BY KIMBERLY MAYER
When Susan Orlean asked John Laroche in her book The Orchid Thief why he loved plants, “He said he admired how adaptable and mutable they are, how they have figured out how to survive in the world.”
But I wonder… we may outfox them yet.
I recently picked up and devoured Hope Jahren’s Lab Girl, a memoir of a woman in the natural sciences. But whereas I might come at nature from the I think that I shall never see a poem as lovely as a tree brain hemisphere, Jahren, recipient of three Fulbright Awards in geobiology and tenured professor at the University of Hawai’i in Honolulu, sounded alarms good and loud from the science department.
“Planet Earth is nearly a Dr. Seuss book made real: every year since 1990 we have created more than 8 billion new stumps,” she states. “If we continue to fell healthy trees at this rate, less than 600 years from now, every tree on this planet will have been reduced to a stump.”
Some disappearances happen almost without notice in the course of one’s lifetime. Some in a matter of decades—like the colorful coral reefs in the Caribbean, now bleached. And some practically before one’s eyes, such as the magnificently large orange, red, and purple sea stars that lit up our boating trips to marinas in the Puget Sound just a few short years ago.
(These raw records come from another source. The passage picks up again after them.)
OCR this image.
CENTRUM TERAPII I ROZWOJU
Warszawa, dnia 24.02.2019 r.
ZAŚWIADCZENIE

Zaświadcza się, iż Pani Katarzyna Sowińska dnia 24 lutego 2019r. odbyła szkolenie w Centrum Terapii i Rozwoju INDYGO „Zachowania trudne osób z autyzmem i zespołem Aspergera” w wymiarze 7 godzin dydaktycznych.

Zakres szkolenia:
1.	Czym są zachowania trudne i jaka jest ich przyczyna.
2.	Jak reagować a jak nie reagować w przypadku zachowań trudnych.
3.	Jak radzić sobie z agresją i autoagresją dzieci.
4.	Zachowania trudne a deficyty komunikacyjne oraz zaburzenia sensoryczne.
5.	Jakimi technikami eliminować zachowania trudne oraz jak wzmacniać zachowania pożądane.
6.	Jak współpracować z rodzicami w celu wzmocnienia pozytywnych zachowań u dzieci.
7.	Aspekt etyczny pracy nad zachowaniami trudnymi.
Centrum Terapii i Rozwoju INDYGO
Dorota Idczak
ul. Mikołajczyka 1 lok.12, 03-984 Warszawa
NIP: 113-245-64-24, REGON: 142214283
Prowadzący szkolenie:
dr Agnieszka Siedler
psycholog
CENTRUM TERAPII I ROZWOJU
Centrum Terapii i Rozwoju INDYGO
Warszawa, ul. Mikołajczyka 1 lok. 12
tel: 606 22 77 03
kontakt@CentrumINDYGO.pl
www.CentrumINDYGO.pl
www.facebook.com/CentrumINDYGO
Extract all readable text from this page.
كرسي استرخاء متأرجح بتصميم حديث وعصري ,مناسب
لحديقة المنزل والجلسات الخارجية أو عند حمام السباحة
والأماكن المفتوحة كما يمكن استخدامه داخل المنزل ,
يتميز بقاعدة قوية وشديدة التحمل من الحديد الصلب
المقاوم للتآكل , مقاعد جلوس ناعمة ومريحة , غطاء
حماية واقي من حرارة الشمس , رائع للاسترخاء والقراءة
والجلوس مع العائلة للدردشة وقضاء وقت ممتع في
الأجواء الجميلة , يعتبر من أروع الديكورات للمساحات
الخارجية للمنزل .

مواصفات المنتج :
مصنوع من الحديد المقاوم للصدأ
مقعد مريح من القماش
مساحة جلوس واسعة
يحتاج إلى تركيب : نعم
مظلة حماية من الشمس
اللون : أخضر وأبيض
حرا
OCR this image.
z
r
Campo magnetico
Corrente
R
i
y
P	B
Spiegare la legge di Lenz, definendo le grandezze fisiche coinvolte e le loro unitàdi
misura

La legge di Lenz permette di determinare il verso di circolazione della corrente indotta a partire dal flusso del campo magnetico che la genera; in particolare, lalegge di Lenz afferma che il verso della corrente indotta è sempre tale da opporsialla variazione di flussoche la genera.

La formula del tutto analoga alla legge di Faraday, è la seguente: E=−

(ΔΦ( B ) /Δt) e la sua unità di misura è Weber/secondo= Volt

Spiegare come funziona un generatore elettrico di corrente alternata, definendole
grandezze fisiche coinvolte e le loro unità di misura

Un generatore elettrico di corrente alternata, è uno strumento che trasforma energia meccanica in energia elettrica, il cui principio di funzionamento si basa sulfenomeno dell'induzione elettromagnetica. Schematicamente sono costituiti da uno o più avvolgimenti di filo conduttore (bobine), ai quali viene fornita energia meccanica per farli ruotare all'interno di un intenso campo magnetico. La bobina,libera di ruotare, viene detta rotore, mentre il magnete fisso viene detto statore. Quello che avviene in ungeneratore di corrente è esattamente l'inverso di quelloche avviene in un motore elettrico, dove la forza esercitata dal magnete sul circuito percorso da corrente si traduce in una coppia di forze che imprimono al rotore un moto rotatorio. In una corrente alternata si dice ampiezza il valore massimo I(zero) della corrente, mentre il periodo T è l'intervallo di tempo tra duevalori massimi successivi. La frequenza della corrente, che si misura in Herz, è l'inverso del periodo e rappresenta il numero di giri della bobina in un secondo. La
You know it’s a good book when what you are reading puts you in the author’s mindset. Lab Girl had me seeing like a scientist. While she examined seeds, soil, and trees, I hopped on a dock at Ganges Marina on Salt Springs Island, British Columbia and spotted starfish—something whose disappearance we have witnessed. The West Coast starfish Plague. First they go clear, and then they are gone.
You can’t imagine my delight in finding one.
Like sea life, “plants have more enemies than can be counted,” notes Jahren.
At the end of her memoir she requests that each reader plant a tree, nurture, and protect it. And “to try to see the world from its perspective.” For we are all in this together, the trees, sea stars, and us.